Senior Alaskan politicians say U.S. federal and state agencies are ramping up their efforts to force B.C. to clean up the abandoned Tulsequah Chief mine, about 80 kilometres south of Atlin.
Dan Sullivan, one of Alaska’s two U.S. senators, and the state’s Lt.-Gov. Byron Mallot were in Ottawa Monday for a series of meetings with Canadian officials, including federal Environment Minister Catherine McKenna.
Mallot said there will be more meetings on transboundary issues in April. “Hopefully this will continue to create the kind of focus on the Tulsequah Chief mine that we raised in the last two years,” said Mallot. “Recognizing that the mine had been spewing water — waste water — for almost half a century, and we’ve got this focused at a level now that has never been focused on before,” he said. Acid drainage from the idle Tulseqhah Chief mine flows into the Tulsequah River, and then the Taku River and down to Juneau, Alaska, less than 50 kilometres away. Sen. Sullivan said the U.S. State Department and the Environmental Protection Agency are now much more engaged in transboundary water issues on the B.C.-Alaska border.
“There’s either mines that have been in operation, mines that have unfortunately been abandoned and are polluting the area, or mines that are in development,” he said.

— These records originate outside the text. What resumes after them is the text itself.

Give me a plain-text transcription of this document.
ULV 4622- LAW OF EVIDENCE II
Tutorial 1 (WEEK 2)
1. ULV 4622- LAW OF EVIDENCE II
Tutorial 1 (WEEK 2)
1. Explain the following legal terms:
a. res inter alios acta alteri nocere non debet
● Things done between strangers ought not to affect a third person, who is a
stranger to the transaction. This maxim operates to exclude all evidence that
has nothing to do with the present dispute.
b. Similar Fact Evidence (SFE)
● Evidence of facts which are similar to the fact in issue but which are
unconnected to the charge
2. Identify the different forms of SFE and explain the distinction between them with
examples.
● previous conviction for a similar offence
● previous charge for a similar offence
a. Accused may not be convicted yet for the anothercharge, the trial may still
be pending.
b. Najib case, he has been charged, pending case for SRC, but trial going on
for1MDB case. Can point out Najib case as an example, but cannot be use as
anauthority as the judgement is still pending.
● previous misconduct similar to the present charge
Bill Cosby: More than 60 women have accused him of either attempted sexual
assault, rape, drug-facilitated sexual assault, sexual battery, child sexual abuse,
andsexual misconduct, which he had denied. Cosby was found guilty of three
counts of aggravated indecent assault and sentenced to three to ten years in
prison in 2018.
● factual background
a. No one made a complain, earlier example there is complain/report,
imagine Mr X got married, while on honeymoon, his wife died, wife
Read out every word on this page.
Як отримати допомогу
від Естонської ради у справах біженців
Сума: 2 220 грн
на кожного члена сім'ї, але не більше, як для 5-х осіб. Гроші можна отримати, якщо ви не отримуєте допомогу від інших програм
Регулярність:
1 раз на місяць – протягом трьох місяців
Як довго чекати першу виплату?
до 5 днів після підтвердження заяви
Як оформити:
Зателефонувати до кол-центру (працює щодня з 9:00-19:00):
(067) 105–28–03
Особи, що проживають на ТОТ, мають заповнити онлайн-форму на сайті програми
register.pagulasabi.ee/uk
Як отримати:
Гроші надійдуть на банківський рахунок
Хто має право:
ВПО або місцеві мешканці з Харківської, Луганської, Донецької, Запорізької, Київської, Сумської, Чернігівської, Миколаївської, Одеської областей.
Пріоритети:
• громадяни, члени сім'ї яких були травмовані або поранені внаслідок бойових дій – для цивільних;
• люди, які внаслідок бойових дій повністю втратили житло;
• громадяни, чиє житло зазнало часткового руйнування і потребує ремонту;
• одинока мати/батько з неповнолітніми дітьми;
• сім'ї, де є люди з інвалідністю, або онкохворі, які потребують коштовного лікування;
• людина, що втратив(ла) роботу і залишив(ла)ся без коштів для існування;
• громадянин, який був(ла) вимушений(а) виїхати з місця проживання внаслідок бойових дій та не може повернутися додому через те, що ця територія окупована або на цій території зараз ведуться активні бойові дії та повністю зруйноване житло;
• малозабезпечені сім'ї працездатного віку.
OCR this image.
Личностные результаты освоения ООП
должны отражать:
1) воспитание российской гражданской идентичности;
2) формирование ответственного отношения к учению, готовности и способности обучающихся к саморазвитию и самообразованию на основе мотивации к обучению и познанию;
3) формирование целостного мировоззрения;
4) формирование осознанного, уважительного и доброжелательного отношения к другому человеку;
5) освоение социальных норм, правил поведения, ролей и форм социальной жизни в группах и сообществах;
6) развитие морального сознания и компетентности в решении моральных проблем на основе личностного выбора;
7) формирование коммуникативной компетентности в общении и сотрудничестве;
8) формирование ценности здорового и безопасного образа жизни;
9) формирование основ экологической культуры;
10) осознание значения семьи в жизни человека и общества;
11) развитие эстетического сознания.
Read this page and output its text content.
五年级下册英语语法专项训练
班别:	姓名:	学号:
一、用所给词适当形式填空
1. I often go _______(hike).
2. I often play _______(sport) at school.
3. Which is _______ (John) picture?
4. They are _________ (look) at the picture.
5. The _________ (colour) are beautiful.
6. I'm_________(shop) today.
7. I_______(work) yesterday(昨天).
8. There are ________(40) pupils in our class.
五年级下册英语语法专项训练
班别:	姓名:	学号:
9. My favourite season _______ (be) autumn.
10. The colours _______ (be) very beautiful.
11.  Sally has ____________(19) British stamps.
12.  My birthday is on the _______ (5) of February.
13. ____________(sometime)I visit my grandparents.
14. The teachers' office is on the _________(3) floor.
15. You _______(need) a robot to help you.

Sullivan said the Alaskans are looking for several things from the B.C.
They want a say in B.C.’s environmental permitting for development on rivers that flow into Alaska, and they want financial security to compensate downstream users like the commercial fishery and tourism operators if there’s an environmental disaster.
They also want a joint water monitoring program and the immediate reclamation of the Tulsequah Chief mine.